December 13, 2022 Fall 2022

Maya shared their work in progress piece collecting headlines including “cops killing” laid out in a long list in blue text.

Scrapism is a class teaching the eponymous practice of web scraping for artistic, emotional, political and critical ends, rather than those of business or government. Scrapism was taught in Fall 2022 by lead teacher Sam Lavigne with myself, Ilona Brand, as the assistant teacher. We brought participants into this practice by teaching them how to scrape text, images, and videos from the web and “re-database” them as a subversion of their original context.

Brent shared a face-mashed monstrous fake meta employee profile with the phrase “I’m a proud Meta employee” repeated over and over again.

In class discussions, we talked about archiving, how to present and layout scraped materials, and how the surveillance state determines who gets to access what.
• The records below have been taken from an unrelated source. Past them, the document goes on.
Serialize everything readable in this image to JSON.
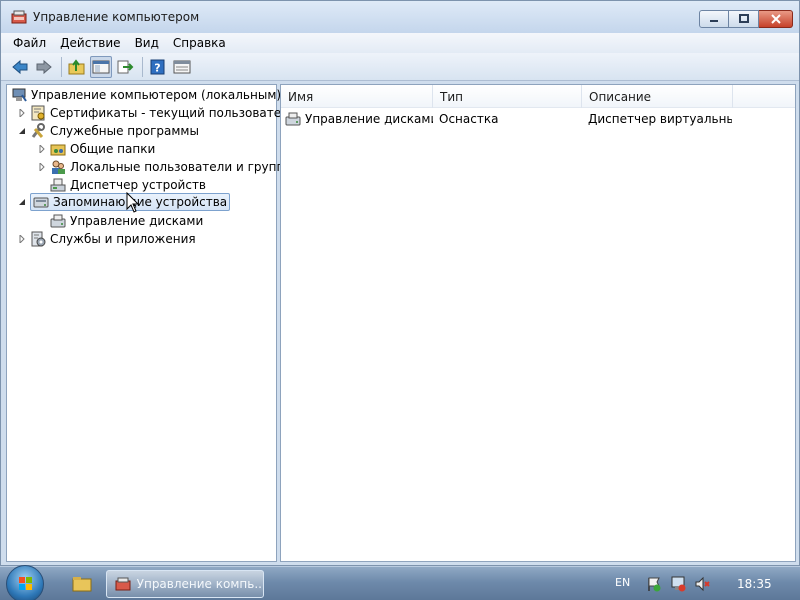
{
  "window": {
    "title": "Управление компьютером",
    "icon": "computer-management-icon"
  },
  "menu": [
    "Файл",
    "Действие",
    "Вид",
    "Справка"
  ],
  "toolbar": {
    "buttons": [
      "back-icon",
      "forward-icon",
      "up-folder-icon",
      "show-hide-tree-icon",
      "export-list-icon",
      "help-icon",
      "properties-icon"
    ]
  },
  "tree": {
    "root": "Управление компьютером (локальным)",
    "certificates": "Сертификаты - текущий пользователь",
    "system_tools": "Служебные программы",
    "shared_folders": "Общие папки",
    "local_users": "Локальные пользователи и группы",
    "device_manager": "Диспетчер устройств",
    "storage": "Запоминающие устройства",
    "disk_management": "Управление дисками",
    "services": "Службы и приложения"
  },
  "list": {
    "columns": [
      "Имя",
      "Тип",
      "Описание"
    ],
    "rows": [
      {
        "name": "Управление дисками...",
        "type": "Оснастка",
        "description": "Диспетчер виртуальны..."
      }
    ]
  },
  "taskbar": {
    "task_label": "Управление компь...",
    "language": "EN",
    "clock": "18:35"
  },
  "colors": {
    "accent": "#3a6ea5",
    "selection": "#d5e4f6",
    "close_button": "#c6412a"
  }
}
We asked what we choose to archive and why and how that compares to the vast corporate archives that companies keep of our personal data. We learned about methods for cutting up texts, super-cutting videos and collaging images computationally as different strategies to imbue different meanings from the materials.

Nat shared an audio-visual piece that consists of a blur of many mouths from news media speaking over each other and overlapping into a shape that looks like a flower.

In our final class, participants presented work which utilizes any of the techniques that they learned in class.

Gladys shared a concrete poem map made of words scraped from weather news headlines about typhoons. The words swirl into typhoon shapes.Jacob shared an archive of moon observations and drawings presented as a collage of the drawings and the text overlaid atop them.Class photo taken on the last day with participants holding up whatever random object they had near their desk.